Quantized chiral edge conduction on reconfigurable domain walls of a magnetic topological insulator

TL;DR

This paper demonstrates the creation and control of quantized chiral edge conduction along magnetic domain walls in a topological insulator, enabling reconfigurable dissipation-less electronic pathways.

Contribution

It provides the first experimental realization of reconfigurable chiral edge states on magnetic domain walls in a topological insulator, combining design, fabrication, and proof-of-concept device demonstrations.

Findings

Confirmed the existence of chiral edge conduction along magnetic domain walls.

Demonstrated reconfigurability of domain wall channels using magnetic force microscopy.

Validated device operation with Landauer-Buttiker formalism.

Abstract

The electronic orders in magnetic and dielectric materials form the domains with different signs of order parameters.
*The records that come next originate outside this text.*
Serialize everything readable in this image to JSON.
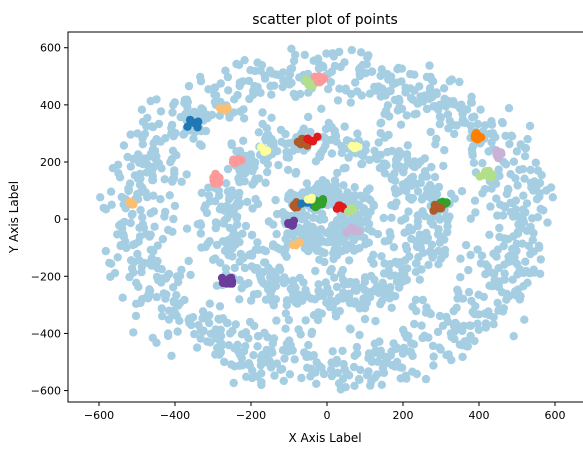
{
  "chart_data": {
    "type": "scatter",
    "title": "scatter plot of points",
    "xlabel": "X Axis Label",
    "ylabel": "Y Axis Label",
    "xlim": [
      -650,
      650
    ],
    "ylim": [
      -640,
      655
    ],
    "xticks": [
      -600,
      -400,
      -200,
      0,
      200,
      400,
      600
    ],
    "yticks": [
      -600,
      -400,
      -200,
      0,
      200,
      400,
      600
    ],
    "xtick_labels": [
      "−600",
      "−400",
      "−200",
      "0",
      "200",
      "400",
      "600"
    ],
    "ytick_labels": [
      "−600",
      "−400",
      "−200",
      "0",
      "200",
      "400",
      "600"
    ],
    "grid": false,
    "legend": "none",
    "background_color": "#a6cee3",
    "background_series": {
      "rings": [
        {
          "radius": 90,
          "count": 260,
          "spread": 28
        },
        {
          "radius": 275,
          "count": 560,
          "spread": 38
        },
        {
          "radius": 510,
          "count": 900,
          "spread": 50
        }
      ],
      "outliers": 160,
      "max_extent": 600
    },
    "clusters": [
      {
        "color": "#1f78b4",
        "x": -350,
        "y": 330,
        "n": 5
      },
      {
        "color": "#fdbf6f",
        "x": -275,
        "y": 385,
        "n": 6
      },
      {
        "color": "#fb9a99",
        "x": -290,
        "y": 140,
        "n": 10
      },
      {
        "color": "#fb9a99",
        "x": -240,
        "y": 200,
        "n": 7
      },
      {
        "color": "#ffff99",
        "x": -165,
        "y": 240,
        "n": 5
      },
      {
        "color": "#fdbf6f",
        "x": -510,
        "y": 60,
        "n": 5
      },
      {
        "color": "#6a3d9a",
        "x": -255,
        "y": -215,
        "n": 12
      },
      {
        "color": "#b2df8a",
        "x": -45,
        "y": 475,
        "n": 7
      },
      {
        "color": "#fb9a99",
        "x": -20,
        "y": 490,
        "n": 10
      },
      {
        "color": "#b15928",
        "x": -65,
        "y": 270,
        "n": 9
      },
      {
        "color": "#e31a1c",
        "x": -40,
        "y": 280,
        "n": 5
      },
      {
        "color": "#ffff99",
        "x": 75,
        "y": 255,
        "n": 4
      },
      {
        "color": "#ff7f00",
        "x": 395,
        "y": 290,
        "n": 12
      },
      {
        "color": "#cab2d6",
        "x": 450,
        "y": 230,
        "n": 9
      },
      {
        "color": "#b2df8a",
        "x": 420,
        "y": 160,
        "n": 12
      },
      {
        "color": "#33a02c",
        "x": 300,
        "y": 50,
        "n": 12
      },
      {
        "color": "#b15928",
        "x": 280,
        "y": 40,
        "n": 6
      },
      {
        "color": "#6a3d9a",
        "x": -95,
        "y": -15,
        "n": 8
      },
      {
        "color": "#b15928",
        "x": -85,
        "y": 45,
        "n": 6
      },
      {
        "color": "#1f78b4",
        "x": -55,
        "y": 55,
        "n": 3
      },
      {
        "color": "#33a02c",
        "x": -20,
        "y": 55,
        "n": 6
      },
      {
        "color": "#ffff99",
        "x": -50,
        "y": 75,
        "n": 3
      },
      {
        "color": "#e31a1c",
        "x": 30,
        "y": 35,
        "n": 5
      },
      {
        "color": "#b2df8a",
        "x": 65,
        "y": 30,
        "n": 6
      },
      {
        "color": "#cab2d6",
        "x": 65,
        "y": -40,
        "n": 7
      },
      {
        "color": "#fdbf6f",
        "x": -85,
        "y": -85,
        "n": 3
      }
    ]
  }
}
The control of configuration and motion of the domain walls (DWs) enables gigantic, nonvolatile responses against minute external fields, forming the bases of contemporary electronics. As an extension of the DW function concept, we realize the one-dimensional quantized conduction on the magnetic DWs of a topological insulator (TI). The DW of a magnetic TI is predicted to host the chiral edge state (CES) of dissipation-less nature when each magnetic domain is in the quantum anomalous Hall state. We design and fabricate the magnetic domains in a magnetic TI film with the tip of the magnetic force microscope, and clearly prove the existence of the chiral one-dimensional edge conduction along the prescribed DWs. The proof-of-concept devices based on the reconfigurable CES and Landauer-Buttiker formalism are exemplified for multiple-domain configurations with the well-defined DW channels.